School children are getting their Covid-19 jabs from today while the highly transmissable Omicron variant continues to hover on New Zealand’s doorstep.
There are 16 community cases of the virus today, the Ministry of Health has announced.
Today’s new community cases are in Auckland, Lakes, Hawke’s Bay, Wairarapa and the West Coast.
Thirty people are in hospital with the virus – two of which are in ICU.
A MIQ worker at the Stamford Plaza tested positive for Omicron on Friday and of the 67 close contacts linked them, 43 have already returned negative test results.
Further genome sequencing of the other positive returnee cases at the Stamford Plaza was also being completed.
In a statement released today, the ministry said the objective was to stamp out and prevent any onward transmission.
“With 93 per cent of the eligible population now double-dosed and the booster programme under way, New Zealanders are well protected.”
We want vaccinations to continue to increase and ask everyone who is eligible to get vaccinated, they said.
As Omicron continues to spread like wildfire overseas, Cabinet will meet this week to consider the latest advice from health officials to ensure New Zealand is prepared for when it makes its way into the community.
It will also receive advice on the country’s traffic light settings this week and will make an announcement on Thursday.
Meanwhile Northland remains in the red traffic light setting, while the rest of the country is in orange.
The Auckland boundary – which previously meant people who were vaccinated or who had a recent negative Covid test could cross – also opened up to everyone today.
It comes as some experts are warning more restrictions are needed to ensure a larger part of the population has its booster shots before Omicron spreads into the community.
Prime Minister Jacinda Ardern said yesterday that the Government’s next steps would be cautious, although she did not say whether caution meant remaining at the orange setting or moving the country down to green.
Ardern said Omicron cases in the community were inevitable and urged people to get their booster shots as soon as they were eligible.
She is getting her third jab today.
Anyone over the age of 18 can now book their booster shots using BookMyVaccine.nz or by calling the COVID Vaccination Healthline or visiting a walk-in clinic.
Director-General of Health Dr Ashley Bloomfield said the Ministry of Health recently reduced the interval between the second dose and a booster dose from six months to four months to help accelerate the rollout and provide greater protection against the Omicron variant.

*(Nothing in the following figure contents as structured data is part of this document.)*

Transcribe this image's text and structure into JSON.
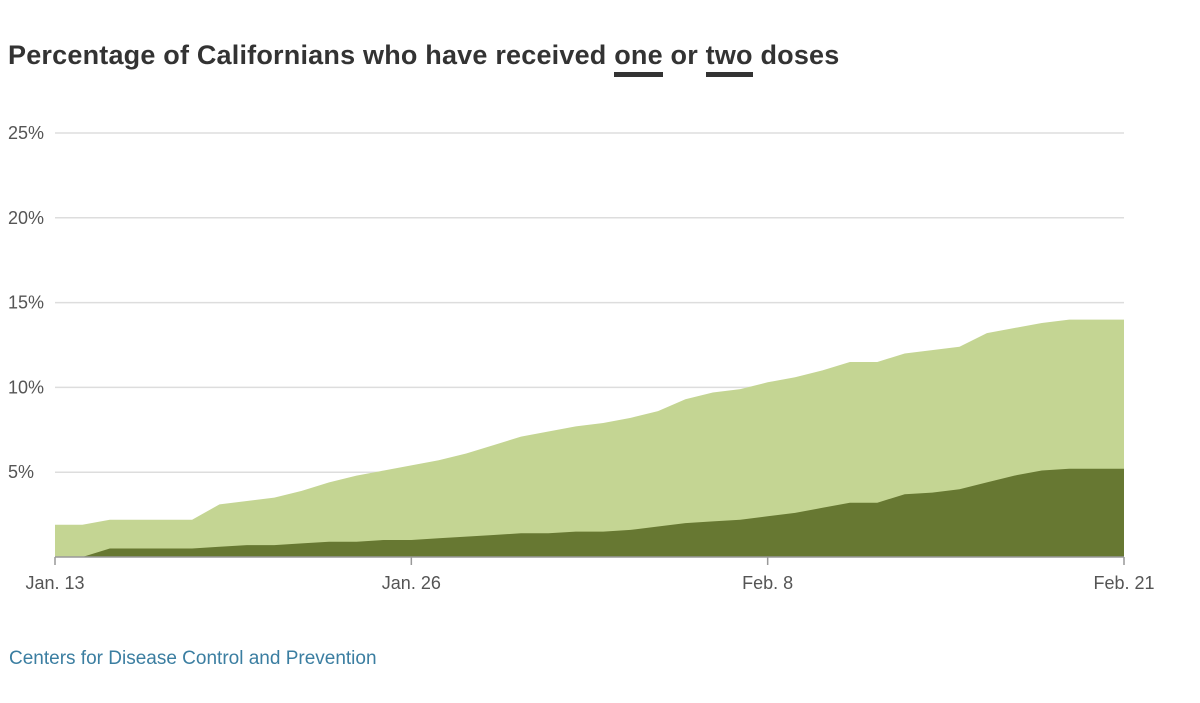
{
  "title": {
    "prefix": "Percentage of Californians who have received",
    "one": "one",
    "or": "or",
    "two": "two",
    "suffix": "doses"
  },
  "source": "Centers for Disease Control and Prevention",
  "colors": {
    "one_dose": "#c4d593",
    "two_doses": "#677832",
    "grid": "#dddddd",
    "axis": "#999999"
  },
  "chart_data": {
    "type": "area",
    "stacked": false,
    "grid": true,
    "legend": "inline in title",
    "x": [
      "Jan. 13",
      "Jan. 14",
      "Jan. 15",
      "Jan. 16",
      "Jan. 17",
      "Jan. 18",
      "Jan. 19",
      "Jan. 20",
      "Jan. 21",
      "Jan. 22",
      "Jan. 23",
      "Jan. 24",
      "Jan. 25",
      "Jan. 26",
      "Jan. 27",
      "Jan. 28",
      "Jan. 29",
      "Jan. 30",
      "Jan. 31",
      "Feb. 1",
      "Feb. 2",
      "Feb. 3",
      "Feb. 4",
      "Feb. 5",
      "Feb. 6",
      "Feb. 7",
      "Feb. 8",
      "Feb. 9",
      "Feb. 10",
      "Feb. 11",
      "Feb. 12",
      "Feb. 13",
      "Feb. 14",
      "Feb. 15",
      "Feb. 16",
      "Feb. 17",
      "Feb. 18",
      "Feb. 19",
      "Feb. 20",
      "Feb. 21"
    ],
    "series": [
      {
        "name": "one",
        "values": [
          1.9,
          1.9,
          2.2,
          2.2,
          2.2,
          2.2,
          3.1,
          3.3,
          3.5,
          3.9,
          4.4,
          4.8,
          5.1,
          5.4,
          5.7,
          6.1,
          6.6,
          7.1,
          7.4,
          7.7,
          7.9,
          8.2,
          8.6,
          9.3,
          9.7,
          9.9,
          10.3,
          10.6,
          11.0,
          11.5,
          11.5,
          12.0,
          12.2,
          12.4,
          13.2,
          13.5,
          13.8,
          14.0,
          14.0,
          14.0
        ]
      },
      {
        "name": "two",
        "values": [
          0,
          0,
          0.5,
          0.5,
          0.5,
          0.5,
          0.6,
          0.7,
          0.7,
          0.8,
          0.9,
          0.9,
          1.0,
          1.0,
          1.1,
          1.2,
          1.3,
          1.4,
          1.4,
          1.5,
          1.5,
          1.6,
          1.8,
          2.0,
          2.1,
          2.2,
          2.4,
          2.6,
          2.9,
          3.2,
          3.2,
          3.7,
          3.8,
          4.0,
          4.4,
          4.8,
          5.1,
          5.2,
          5.2,
          5.2
        ]
      }
    ],
    "xticks": [
      "Jan. 13",
      "Jan. 26",
      "Feb. 8",
      "Feb. 21"
    ],
    "yticks": [
      5,
      10,
      15,
      20,
      25
    ],
    "ytick_labels": [
      "5%",
      "10%",
      "15%",
      "20%",
      "25%"
    ],
    "ylim": [
      0,
      25
    ]
  }
}
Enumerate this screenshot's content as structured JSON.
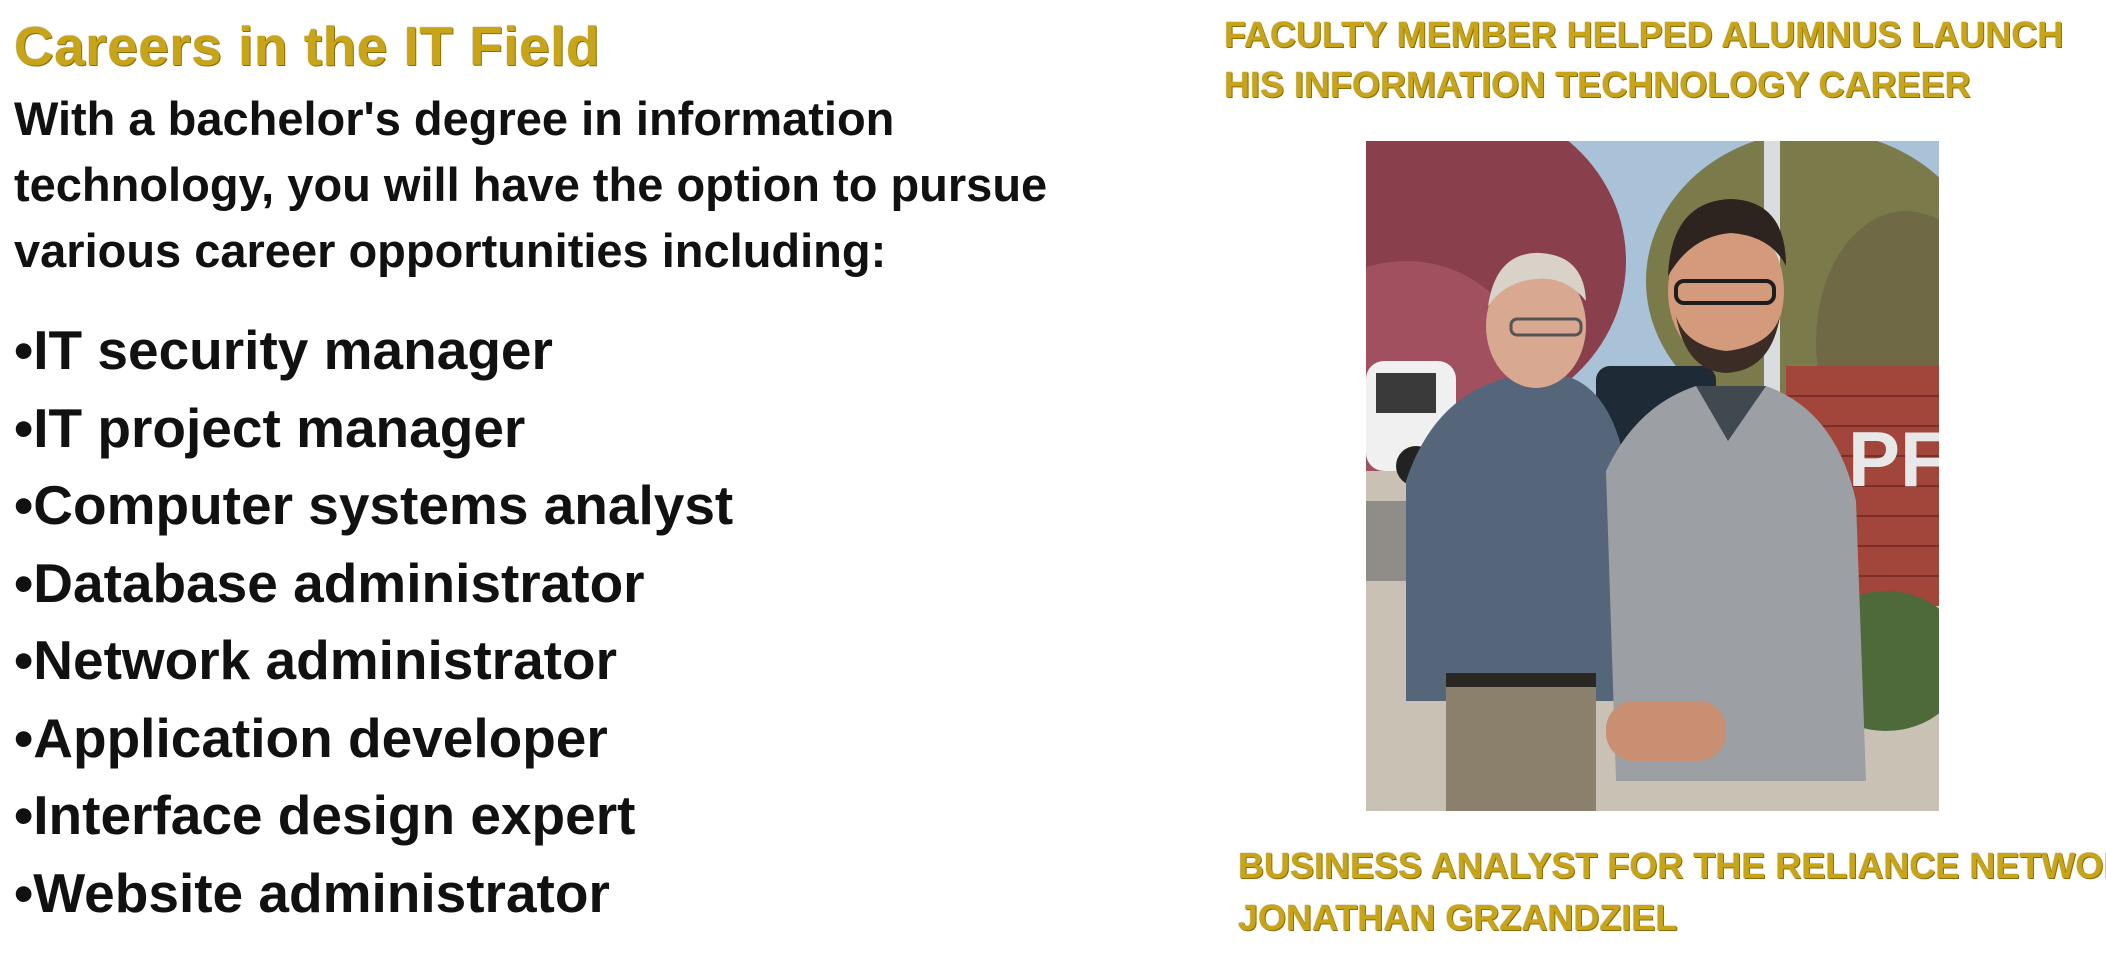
{
  "title": "Careers in the IT Field",
  "intro": "With a bachelor's degree in information technology, you will have the option to pursue various career opportunities including:",
  "careers": [
    "•IT security manager",
    "•IT project manager",
    "•Computer systems analyst",
    "•Database administrator",
    "•Network administrator",
    "•Application developer",
    "•Interface design expert",
    "•Website administrator"
  ],
  "headline": {
    "line1": "FACULTY MEMBER HELPED ALUMNUS LAUNCH",
    "line2": "HIS INFORMATION TECHNOLOGY CAREER"
  },
  "caption": {
    "line1": "BUSINESS ANALYST FOR THE RELIANCE NETWORK",
    "line2": "JONATHAN GRZANDZIEL"
  },
  "photo_sign_text": "PF",
  "colors": {
    "accent_gold": "#c8a418",
    "body_text": "#111111",
    "background": "#ffffff"
  }
}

The Ministry of Health has also updated its booster advice for pregnant people and those who are severely immunocompromised, saying it can be given at least four months after the second dose and at any stage during the pregnancy.
“We are urging everyone to receive their booster dose as soon as four months has passed following their second dose. Even if it’s been less than four months since your second dose, you can still book ahead to ensure you get the date and time you prefer, once you’re eligible.”
More than 82 per cent of vaccinated New Zealanders will be eligible for a booster by the end of February.
About a third of the 65 new border cases reported last Wednesday were staying in Auckland’s Stamford Plaza facility – the same hotel where the latest community case worked. The vast majority of the cases were the highly-transmissible Omicron variant.
Auckland Regional Public Health is working with MIQ staff to look for any possible routes of transmission between the returnees and the worker and staff at this facility are in the process of having an additional test arranged.
Ministry of Health data shows the majority of cases popping up at the border are the Omicron variant with 266 cases detected in MIQ since December 1.
Meanwhile new locations of interest continue to pop up around the country with Pine Haven Orchards in Greytown and Community meeting Waihou Community Hall in Waihou both being listed earlier today.
Anyone at these locations must self-monitor for Covid-19 symptoms for 10 days after they were exposed.